Les salles de consommation à moindre risque soutenues par Bruxelles

L’ouverture des salles de consommation à moindre risque est soutenue par le gouvernement bruxellois.

La ministre de la santé, Cécicle Jodogne, l’avait annoncé lors de la présentation du gouvernement thématique santé en avril dernier : elle suivrait de près l’évolution des discussions en matière de drogues et assuétudes, dont le projet des salles de consommation à moindre risque. Récemment, le débat avait été relancé. C’est désormais une bonne nouvelle pour le secteur car consensus bruxellois soutient l’ouverture de ces salles, pour lesquelles la Fédération bruxelloise francophone des institutions pour toxicomanes (Fedito Bxl) lutte depuis longtemps.

Enfin un consensus

La Conférence interministérielle de Santé Publique a décidé de se pencher sur la question, suite à l’intérêt dont ont fait preuve les différents cabinets bruxellois compétents en la matière.
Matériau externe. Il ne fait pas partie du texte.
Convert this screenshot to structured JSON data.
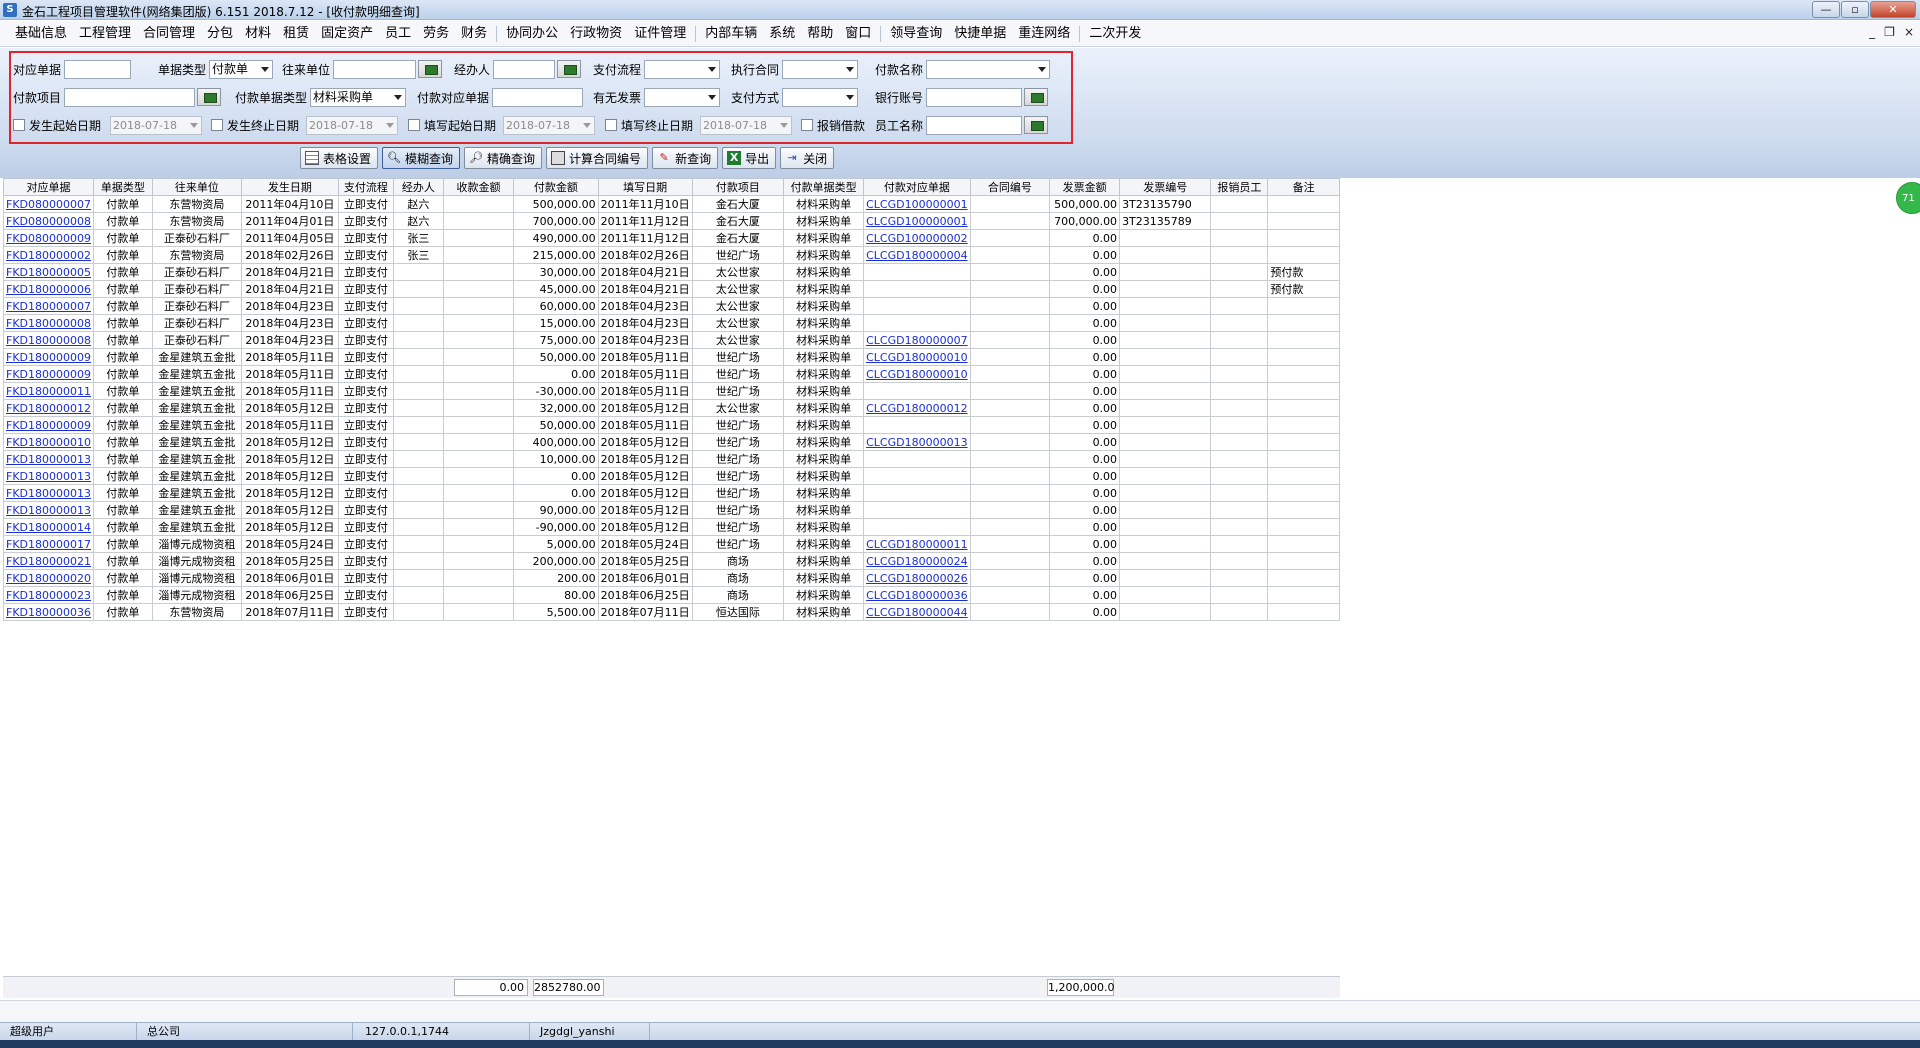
{
  "window": {
    "title": "金石工程项目管理软件(网络集团版) 6.151  2018.7.12 - [收付款明细查询]",
    "min": "—",
    "max": "▫",
    "close": "✕"
  },
  "menu": [
    "基础信息",
    "工程管理",
    "合同管理",
    "分包",
    "材料",
    "租赁",
    "固定资产",
    "员工",
    "劳务",
    "财务",
    "协同办公",
    "行政物资",
    "证件管理",
    "内部车辆",
    "系统",
    "帮助",
    "窗口",
    "领导查询",
    "快捷单据",
    "重连网络",
    "二次开发"
  ],
  "mdi": {
    "min": "_",
    "restore": "❐",
    "close": "×"
  },
  "query": {
    "l_doc": "对应单据",
    "l_doctype": "单据类型",
    "doctype_value": "付款单",
    "l_partner": "往来单位",
    "l_handler": "经办人",
    "l_flow": "支付流程",
    "l_contract": "执行合同",
    "l_payname": "付款名称",
    "l_payitem": "付款项目",
    "l_paydoctype": "付款单据类型",
    "paydoctype_value": "材料采购单",
    "l_paydoc": "付款对应单据",
    "l_invoice": "有无发票",
    "l_paymethod": "支付方式",
    "l_bank": "银行账号",
    "l_occ_start": "发生起始日期",
    "occ_start": "2018-07-18",
    "l_occ_end": "发生终止日期",
    "occ_end": "2018-07-18",
    "l_fill_start": "填写起始日期",
    "fill_start": "2018-07-18",
    "l_fill_end": "填写终止日期",
    "fill_end": "2018-07-18",
    "l_reimb": "报销借款",
    "l_staff": "员工名称"
  },
  "toolbar": {
    "table_settings": "表格设置",
    "fuzzy": "模糊查询",
    "exact": "精确查询",
    "calc_contract": "计算合同编号",
    "new_query": "新查询",
    "export": "导出",
    "close": "关闭"
  },
  "side_badge": "71",
  "grid": {
    "columns": [
      "对应单据",
      "单据类型",
      "往来单位",
      "发生日期",
      "支付流程",
      "经办人",
      "收款金额",
      "付款金额",
      "填写日期",
      "付款项目",
      "付款单据类型",
      "付款对应单据",
      "合同编号",
      "发票金额",
      "发票编号",
      "报销员工",
      "备注"
    ],
    "rows": [
      [
        "FKD080000007",
        "付款单",
        "东营物资局",
        "2011年04月10日",
        "立即支付",
        "赵六",
        "",
        "500,000.00",
        "2011年11月10日",
        "金石大厦",
        "材料采购单",
        "CLCGD100000001",
        "",
        "500,000.00",
        "3T23135790",
        "",
        ""
      ],
      [
        "FKD080000008",
        "付款单",
        "东营物资局",
        "2011年04月01日",
        "立即支付",
        "赵六",
        "",
        "700,000.00",
        "2011年11月12日",
        "金石大厦",
        "材料采购单",
        "CLCGD100000001",
        "",
        "700,000.00",
        "3T23135789",
        "",
        ""
      ],
      [
        "FKD080000009",
        "付款单",
        "正泰砂石料厂",
        "2011年04月05日",
        "立即支付",
        "张三",
        "",
        "490,000.00",
        "2011年11月12日",
        "金石大厦",
        "材料采购单",
        "CLCGD100000002",
        "",
        "0.00",
        "",
        "",
        ""
      ],
      [
        "FKD180000002",
        "付款单",
        "东营物资局",
        "2018年02月26日",
        "立即支付",
        "张三",
        "",
        "215,000.00",
        "2018年02月26日",
        "世纪广场",
        "材料采购单",
        "CLCGD180000004",
        "",
        "0.00",
        "",
        "",
        ""
      ],
      [
        "FKD180000005",
        "付款单",
        "正泰砂石料厂",
        "2018年04月21日",
        "立即支付",
        "",
        "",
        "30,000.00",
        "2018年04月21日",
        "太公世家",
        "材料采购单",
        "",
        "",
        "0.00",
        "",
        "",
        "预付款"
      ],
      [
        "FKD180000006",
        "付款单",
        "正泰砂石料厂",
        "2018年04月21日",
        "立即支付",
        "",
        "",
        "45,000.00",
        "2018年04月21日",
        "太公世家",
        "材料采购单",
        "",
        "",
        "0.00",
        "",
        "",
        "预付款"
      ],
      [
        "FKD180000007",
        "付款单",
        "正泰砂石料厂",
        "2018年04月23日",
        "立即支付",
        "",
        "",
        "60,000.00",
        "2018年04月23日",
        "太公世家",
        "材料采购单",
        "",
        "",
        "0.00",
        "",
        "",
        ""
      ],
      [
        "FKD180000008",
        "付款单",
        "正泰砂石料厂",
        "2018年04月23日",
        "立即支付",
        "",
        "",
        "15,000.00",
        "2018年04月23日",
        "太公世家",
        "材料采购单",
        "",
        "",
        "0.00",
        "",
        "",
        ""
      ],
      [
        "FKD180000008",
        "付款单",
        "正泰砂石料厂",
        "2018年04月23日",
        "立即支付",
        "",
        "",
        "75,000.00",
        "2018年04月23日",
        "太公世家",
        "材料采购单",
        "CLCGD180000007",
        "",
        "0.00",
        "",
        "",
        ""
      ],
      [
        "FKD180000009",
        "付款单",
        "金星建筑五金批",
        "2018年05月11日",
        "立即支付",
        "",
        "",
        "50,000.00",
        "2018年05月11日",
        "世纪广场",
        "材料采购单",
        "CLCGD180000010",
        "",
        "0.00",
        "",
        "",
        ""
      ],
      [
        "FKD180000009",
        "付款单",
        "金星建筑五金批",
        "2018年05月11日",
        "立即支付",
        "",
        "",
        "0.00",
        "2018年05月11日",
        "世纪广场",
        "材料采购单",
        "CLCGD180000010",
        "",
        "0.00",
        "",
        "",
        ""
      ],
      [
        "FKD180000011",
        "付款单",
        "金星建筑五金批",
        "2018年05月11日",
        "立即支付",
        "",
        "",
        "-30,000.00",
        "2018年05月11日",
        "世纪广场",
        "材料采购单",
        "",
        "",
        "0.00",
        "",
        "",
        ""
      ],
      [
        "FKD180000012",
        "付款单",
        "金星建筑五金批",
        "2018年05月12日",
        "立即支付",
        "",
        "",
        "32,000.00",
        "2018年05月12日",
        "太公世家",
        "材料采购单",
        "CLCGD180000012",
        "",
        "0.00",
        "",
        "",
        ""
      ],
      [
        "FKD180000009",
        "付款单",
        "金星建筑五金批",
        "2018年05月11日",
        "立即支付",
        "",
        "",
        "50,000.00",
        "2018年05月11日",
        "世纪广场",
        "材料采购单",
        "",
        "",
        "0.00",
        "",
        "",
        ""
      ],
      [
        "FKD180000010",
        "付款单",
        "金星建筑五金批",
        "2018年05月12日",
        "立即支付",
        "",
        "",
        "400,000.00",
        "2018年05月12日",
        "世纪广场",
        "材料采购单",
        "CLCGD180000013",
        "",
        "0.00",
        "",
        "",
        ""
      ],
      [
        "FKD180000013",
        "付款单",
        "金星建筑五金批",
        "2018年05月12日",
        "立即支付",
        "",
        "",
        "10,000.00",
        "2018年05月12日",
        "世纪广场",
        "材料采购单",
        "",
        "",
        "0.00",
        "",
        "",
        ""
      ],
      [
        "FKD180000013",
        "付款单",
        "金星建筑五金批",
        "2018年05月12日",
        "立即支付",
        "",
        "",
        "0.00",
        "2018年05月12日",
        "世纪广场",
        "材料采购单",
        "",
        "",
        "0.00",
        "",
        "",
        ""
      ],
      [
        "FKD180000013",
        "付款单",
        "金星建筑五金批",
        "2018年05月12日",
        "立即支付",
        "",
        "",
        "0.00",
        "2018年05月12日",
        "世纪广场",
        "材料采购单",
        "",
        "",
        "0.00",
        "",
        "",
        ""
      ],
      [
        "FKD180000013",
        "付款单",
        "金星建筑五金批",
        "2018年05月12日",
        "立即支付",
        "",
        "",
        "90,000.00",
        "2018年05月12日",
        "世纪广场",
        "材料采购单",
        "",
        "",
        "0.00",
        "",
        "",
        ""
      ],
      [
        "FKD180000014",
        "付款单",
        "金星建筑五金批",
        "2018年05月12日",
        "立即支付",
        "",
        "",
        "-90,000.00",
        "2018年05月12日",
        "世纪广场",
        "材料采购单",
        "",
        "",
        "0.00",
        "",
        "",
        ""
      ],
      [
        "FKD180000017",
        "付款单",
        "淄博元成物资租",
        "2018年05月24日",
        "立即支付",
        "",
        "",
        "5,000.00",
        "2018年05月24日",
        "世纪广场",
        "材料采购单",
        "CLCGD180000011",
        "",
        "0.00",
        "",
        "",
        ""
      ],
      [
        "FKD180000021",
        "付款单",
        "淄博元成物资租",
        "2018年05月25日",
        "立即支付",
        "",
        "",
        "200,000.00",
        "2018年05月25日",
        "商场",
        "材料采购单",
        "CLCGD180000024",
        "",
        "0.00",
        "",
        "",
        ""
      ],
      [
        "FKD180000020",
        "付款单",
        "淄博元成物资租",
        "2018年06月01日",
        "立即支付",
        "",
        "",
        "200.00",
        "2018年06月01日",
        "商场",
        "材料采购单",
        "CLCGD180000026",
        "",
        "0.00",
        "",
        "",
        ""
      ],
      [
        "FKD180000023",
        "付款单",
        "淄博元成物资租",
        "2018年06月25日",
        "立即支付",
        "",
        "",
        "80.00",
        "2018年06月25日",
        "商场",
        "材料采购单",
        "CLCGD180000036",
        "",
        "0.00",
        "",
        "",
        ""
      ],
      [
        "FKD180000036",
        "付款单",
        "东营物资局",
        "2018年07月11日",
        "立即支付",
        "",
        "",
        "5,500.00",
        "2018年07月11日",
        "恒达国际",
        "材料采购单",
        "CLCGD180000044",
        "",
        "0.00",
        "",
        "",
        ""
      ]
    ]
  },
  "totals": {
    "receipt": "0.00",
    "payment": "2852780.00",
    "invoice": "1,200,000.0"
  },
  "status": {
    "user": "超级用户",
    "company": "总公司",
    "address": "127.0.0.1,1744",
    "db": "Jzgdgl_yanshi"
  }
}
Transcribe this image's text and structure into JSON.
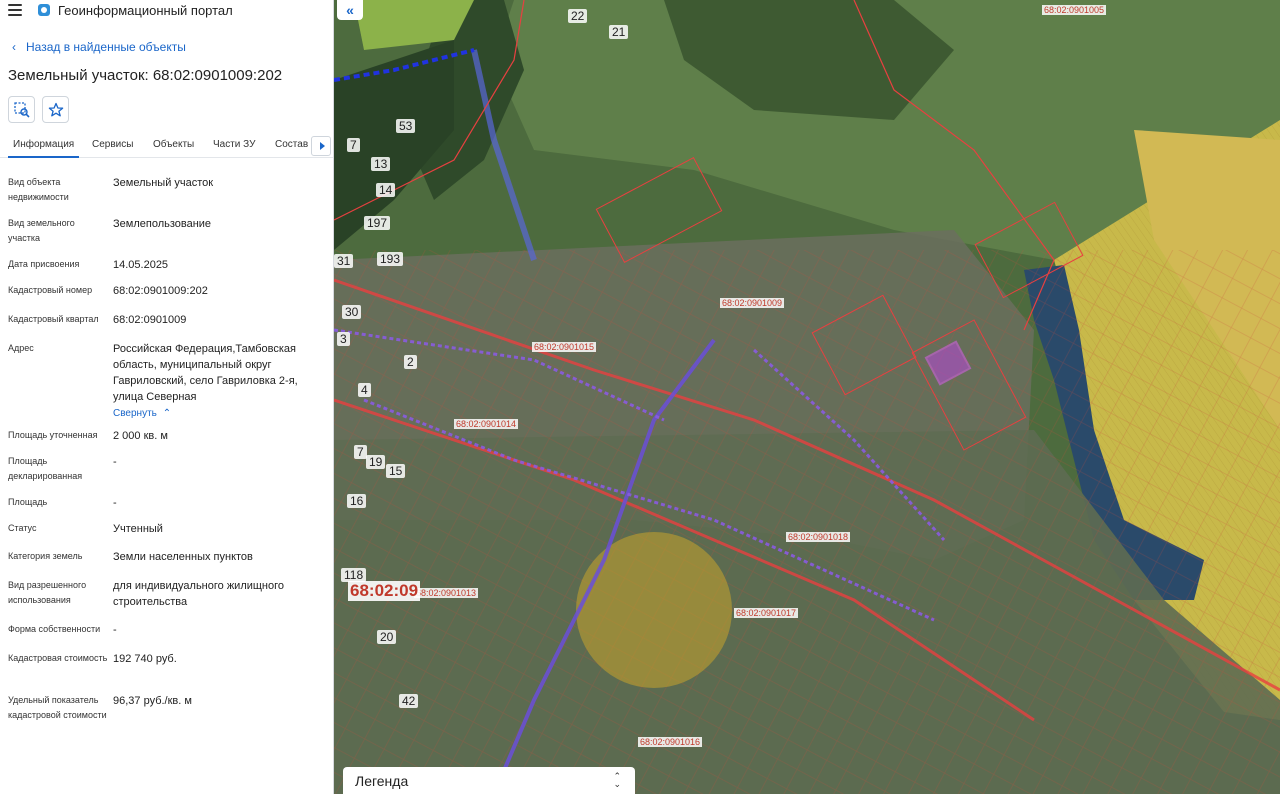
{
  "app": {
    "title": "Геоинформационный портал"
  },
  "nav": {
    "back_label": "Назад в найденные объекты"
  },
  "object": {
    "title": "Земельный участок: 68:02:0901009:202"
  },
  "tabs": [
    {
      "label": "Информация",
      "active": true
    },
    {
      "label": "Сервисы"
    },
    {
      "label": "Объекты"
    },
    {
      "label": "Части ЗУ"
    },
    {
      "label": "Состав"
    }
  ],
  "info": [
    {
      "label": "Вид объекта недвижимости",
      "value": "Земельный участок"
    },
    {
      "label": "Вид земельного участка",
      "value": "Землепользование"
    },
    {
      "label": "Дата присвоения",
      "value": "14.05.2025"
    },
    {
      "label": "Кадастровый номер",
      "value": "68:02:0901009:202"
    },
    {
      "label": "Кадастровый квартал",
      "value": "68:02:0901009"
    },
    {
      "label": "Адрес",
      "value": "Российская Федерация,Тамбовская область, муниципальный округ Гавриловский, село Гавриловка 2-я, улица Северная"
    },
    {
      "label": "Площадь уточненная",
      "value": "2 000 кв. м"
    },
    {
      "label": "Площадь декларированная",
      "value": "-"
    },
    {
      "label": "Площадь",
      "value": "-"
    },
    {
      "label": "Статус",
      "value": "Учтенный"
    },
    {
      "label": "Категория земель",
      "value": "Земли населенных пунктов"
    },
    {
      "label": "Вид разрешенного использования",
      "value": "для индивидуального жилищного строительства"
    },
    {
      "label": "Форма собственности",
      "value": "-"
    },
    {
      "label": "Кадастровая стоимость",
      "value": "192 740 руб."
    },
    {
      "label": "Удельный показатель кадастровой стоимости",
      "value": "96,37 руб./кв. м"
    }
  ],
  "address_toggle": "Свернуть",
  "map": {
    "legend_label": "Легенда",
    "quarter_labels": [
      "68:02:0901005",
      "68:02:0901009",
      "68:02:0901015",
      "68:02:0901014",
      "68:02:0901018",
      "68:02:0901017",
      "68:02:0901016",
      "68:02:0901013"
    ],
    "big_label": "68:02:09",
    "parcel_numbers": [
      "22",
      "21",
      "53",
      "7",
      "13",
      "14",
      "197",
      "193",
      "31",
      "30",
      "3",
      "4",
      "2",
      "7",
      "19",
      "15",
      "16",
      "118",
      "20",
      "42"
    ],
    "colors": {
      "accent": "#1a66c9",
      "boundary": "#e03b3b",
      "field": "#c8b94a",
      "water": "#2a4a6a",
      "forest": "#2f4a2a"
    }
  }
}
Aujourd’hui, il existe à la capitale un contexte favorable et un consensus politique en faveur de l’ouverture de ces salles de consommation à moindre risque.

Déjà un projet de loi

Au niveau Fédéral, le Député-bourgmestre Willy Demeyer avait déjà déposé un projet de loi en 2013, pour favoriser l’ouverture de ces salles. Ce qui pose problème en Belgique, c’est le cadre réglementaire actuel, basé sur la loi de 1921, qui ne permet pas l’existence de ce genre de dispositif socio-sanitaire. Les Commissions justice et de la Chambre étudient actuellement ce projet. Le secteur, l’Académie Royale de Belgique et certaines voix au sein de la police bruxelloise ont tous reconnus l’importance d’un tel dispositif de Santé publique pour venir en aide aux usagers.

Le principe

Le principe de ces salles de consommation à moindre risque est simple. Il s’agit d’endroits sûrs, contenant un matériel propre, où les usagers peuvent consommer, sans risque de transmission de maladies. Déjà présentes dans plusieurs pays européens (Allemagne, Pays-Bas...) Paris ouvre sa première ce vendredi. La Belgique, quant à elle tarde, notamment à cause de l’opinion publique, qui les perçoit comme un encouragement à la consommation.